Causeway Célèbre

 The shrine to Guinness at JJs Pub in Bahrain

The shrine to Guinness at JJs Pub in Bahrain

I don't even like Guinness. (There, I said it.) And yet, there's something comforting about walking into JJs, down a side street in Bahrain, and bellying up to the bar for a pint. Or a glass of something, anyway.

JJs and other watering holes in his tiny island nation know they've got all of us expats exactly where they want us: thirsty and exasperated at the end of the Saudi work week. They can charge pretty much whatever they want for a beer: and they do. We try to limit our exposure to Bahrain for fiscal reasons, but recently I've made several trips over the causeway.

When my husband and I first moved to Saudi Arabia, we lived on a very remote compound. It took three or four hours to get across the causeway to the relative ease and comfort of Bahrain. Now we live just on the other side of the bridge. Tempting, tempting....

Imagine that Maryland's Eastern Shore, connected to Annapolis and points west by the Chesapeake Bay Bridge, was another country altogether. Bahrain is that close to Saudi Arabia, with a single bridge connecting the two. Thursday afternoons, which start the Middle Eastern weekend, can be vicious on the causeway.

 Typically lively singing at JJ's monthly Irish music gathering.

Typically lively singing at JJ's monthly Irish music gathering.

Bahrain does have a selection of the same absurdly high-end shopping venues as Dubai (see my last post, and an earlier entry), but feels friendlier. Neighborhoods are walkable, and buildings are more human-scaled. On a recent walk, I snapped these pictures:

 Mosque near the Manama souq

Mosque near the Manama souq

 Architectural detail in the newly refurbished Manama souq

Architectural detail in the newly refurbished Manama souq

 Food stall in the souq neighborhood

Food stall in the souq neighborhood

 Marked-out graffiti in the souq neighborhood, a reminder of the continuing unrest.

Marked-out graffiti in the souq neighborhood, a reminder of the continuing unrest.

 Bahrain World Trade Center, with its wind turbines, just down the block from the neighborhood souq. Also, look! Sidewalks, and they're relatively clean!

Bahrain World Trade Center, with its wind turbines, just down the block from the neighborhood souq. Also, look! Sidewalks, and they're relatively clean!

 A pedestrian-friendly street in the Adliya neighborhood.

A pedestrian-friendly street in the Adliya neighborhood.

 The British Club, a throwback to (fairly recent) Colonial times, where shepherd's pie and mushy peas are served up poolside.

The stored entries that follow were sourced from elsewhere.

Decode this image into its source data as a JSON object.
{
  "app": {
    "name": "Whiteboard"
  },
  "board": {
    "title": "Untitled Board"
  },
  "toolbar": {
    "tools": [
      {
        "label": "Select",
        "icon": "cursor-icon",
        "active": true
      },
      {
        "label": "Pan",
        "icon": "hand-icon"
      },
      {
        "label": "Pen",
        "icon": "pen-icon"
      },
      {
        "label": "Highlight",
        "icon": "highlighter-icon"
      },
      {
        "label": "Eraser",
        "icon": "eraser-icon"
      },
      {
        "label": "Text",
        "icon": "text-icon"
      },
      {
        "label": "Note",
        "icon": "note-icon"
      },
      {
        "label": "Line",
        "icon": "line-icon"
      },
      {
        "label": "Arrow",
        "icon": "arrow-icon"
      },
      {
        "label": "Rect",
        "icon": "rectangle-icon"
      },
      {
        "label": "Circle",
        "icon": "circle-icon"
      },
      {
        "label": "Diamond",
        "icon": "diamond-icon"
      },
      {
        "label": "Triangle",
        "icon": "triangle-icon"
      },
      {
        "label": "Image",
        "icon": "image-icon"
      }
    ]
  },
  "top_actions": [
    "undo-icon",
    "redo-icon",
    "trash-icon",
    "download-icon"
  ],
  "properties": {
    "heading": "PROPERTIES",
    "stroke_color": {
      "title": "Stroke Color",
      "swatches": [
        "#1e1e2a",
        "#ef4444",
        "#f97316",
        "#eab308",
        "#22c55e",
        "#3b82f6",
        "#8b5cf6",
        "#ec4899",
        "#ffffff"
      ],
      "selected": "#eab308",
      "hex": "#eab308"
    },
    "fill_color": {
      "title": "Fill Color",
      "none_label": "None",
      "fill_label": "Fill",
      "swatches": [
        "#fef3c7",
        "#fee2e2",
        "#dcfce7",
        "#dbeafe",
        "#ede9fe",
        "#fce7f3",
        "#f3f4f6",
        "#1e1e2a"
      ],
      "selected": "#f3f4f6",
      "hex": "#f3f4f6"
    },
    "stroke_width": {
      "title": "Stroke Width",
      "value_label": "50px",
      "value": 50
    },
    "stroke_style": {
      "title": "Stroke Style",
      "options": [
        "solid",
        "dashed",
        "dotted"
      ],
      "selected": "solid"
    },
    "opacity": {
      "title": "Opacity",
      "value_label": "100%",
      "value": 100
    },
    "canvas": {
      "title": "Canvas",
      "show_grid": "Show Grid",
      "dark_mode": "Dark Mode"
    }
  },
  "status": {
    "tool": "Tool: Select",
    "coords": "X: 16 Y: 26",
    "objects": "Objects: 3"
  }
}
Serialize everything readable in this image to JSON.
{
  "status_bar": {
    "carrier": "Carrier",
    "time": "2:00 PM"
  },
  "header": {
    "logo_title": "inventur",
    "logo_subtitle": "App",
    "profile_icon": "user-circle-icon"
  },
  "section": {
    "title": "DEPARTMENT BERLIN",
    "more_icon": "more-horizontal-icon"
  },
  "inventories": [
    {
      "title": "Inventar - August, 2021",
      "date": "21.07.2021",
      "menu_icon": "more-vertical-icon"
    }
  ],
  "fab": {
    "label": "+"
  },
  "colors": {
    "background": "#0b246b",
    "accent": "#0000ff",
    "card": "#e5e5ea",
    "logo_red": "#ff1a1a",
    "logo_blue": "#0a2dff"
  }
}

The British Club, a throwback to (fairly recent) Colonial times, where shepherd's pie and mushy peas are served up poolside.

Life is really very nice at home in the Magic Kingdom of Saudi Arabia. Not a day goes by that I'm not grateful for the opportunities we have here--financially, culturally, you name it. We are doing fine! Sometimes, though, I just need a very cold glass of good white wine. So it's off to Bahrain.